De man met het vest, dat is Abdoulaye Yerodia Ndombasi, de minister van Buitenlandse Zaken van Congo. Hij heeft er er een hele collectie van, van die vesten, want hij draagt ze elke dag. Als het even kan, steekt hij ook graag een sigaar op, meestal krom, lokaal gedraaid rookgerief, waar hij met lange lucifers de brand in jaagt. Van een kort verblijf in New York begin dit jaar schijnt hem vooral te zijn bijgebleven dat je in de VS haast nergens mag roken. Met zijn wat sleffende stap, zijn geamuseerde, vorsende blik en zijn wat lijzige, geëlaboreerde manier van spreken lijkt Yerodia nog het meest op een sympathieke, wat ijdele maar nog kwieke professor.

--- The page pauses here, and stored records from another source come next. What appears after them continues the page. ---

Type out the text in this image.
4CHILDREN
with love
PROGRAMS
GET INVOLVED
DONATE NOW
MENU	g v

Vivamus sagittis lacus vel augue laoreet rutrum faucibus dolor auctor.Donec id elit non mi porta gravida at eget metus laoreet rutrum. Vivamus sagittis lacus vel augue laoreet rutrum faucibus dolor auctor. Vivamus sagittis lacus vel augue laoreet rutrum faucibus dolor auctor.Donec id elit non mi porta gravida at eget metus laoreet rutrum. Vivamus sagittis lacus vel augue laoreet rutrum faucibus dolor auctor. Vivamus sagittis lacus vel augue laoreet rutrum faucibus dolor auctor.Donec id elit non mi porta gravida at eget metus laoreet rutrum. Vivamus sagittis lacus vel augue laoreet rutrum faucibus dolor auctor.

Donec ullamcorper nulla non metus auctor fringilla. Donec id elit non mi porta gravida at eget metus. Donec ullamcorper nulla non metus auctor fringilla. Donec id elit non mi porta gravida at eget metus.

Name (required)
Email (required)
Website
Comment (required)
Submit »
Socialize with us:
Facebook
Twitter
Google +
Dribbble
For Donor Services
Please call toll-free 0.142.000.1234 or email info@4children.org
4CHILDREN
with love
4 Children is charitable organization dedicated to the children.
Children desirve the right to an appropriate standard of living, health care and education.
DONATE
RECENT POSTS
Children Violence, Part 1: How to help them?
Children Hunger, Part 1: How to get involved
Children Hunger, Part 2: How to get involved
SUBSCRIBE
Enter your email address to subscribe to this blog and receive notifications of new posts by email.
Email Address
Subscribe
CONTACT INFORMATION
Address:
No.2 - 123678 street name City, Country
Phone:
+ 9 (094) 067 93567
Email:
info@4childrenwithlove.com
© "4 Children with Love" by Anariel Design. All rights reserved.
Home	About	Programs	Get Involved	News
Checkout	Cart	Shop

Dat laatste is Yerodia ook geweest; hij verbleef vanaf de jaren zestig vrijwel constant in Parijs, als medewerker van de befaamde Franse structuralistische psychoanalyticus Jacques Lacan. Zijn ‘zichtbare’ politieke rol in Congo beperkt zich tot de Simba-opstand, waarin ook zijn huidige baas, president Laurent-Désiré Kabila, een rol speelde. Yerodia was van augustus tot december 1965 de weinig opvallende ‘voorzitter van de uitvoerende raad’ (een soort eerste-minister) in de rebellenrepubliek in het toenmalige Stanleystad (nu Kisangani).

In die periode frequenteerde Yerodia ook de Cubaanse revolutionair Che Guevara, die de Congolezen, zonder veel succes, de guerrilla kwam aanleren. Dertig jaar later, nadat Kabila dictator Mobutu Sese Seko met Rwandese en Ugandese hulp van de macht had verdreven, werd Yerodia kabinetschef van de nieuwe president en in 1999 minister van Buitenlandse Zaken. Dat Yerodia, die een Senegalese vader heeft, een moslim is, laat hij weinig blijken, maar toch maakte hij begin 1998 tijd vrij om de Amerikaanse extremistische moslimleider Louis Farrakhan met veel egards in Kinshasa te ontvangen.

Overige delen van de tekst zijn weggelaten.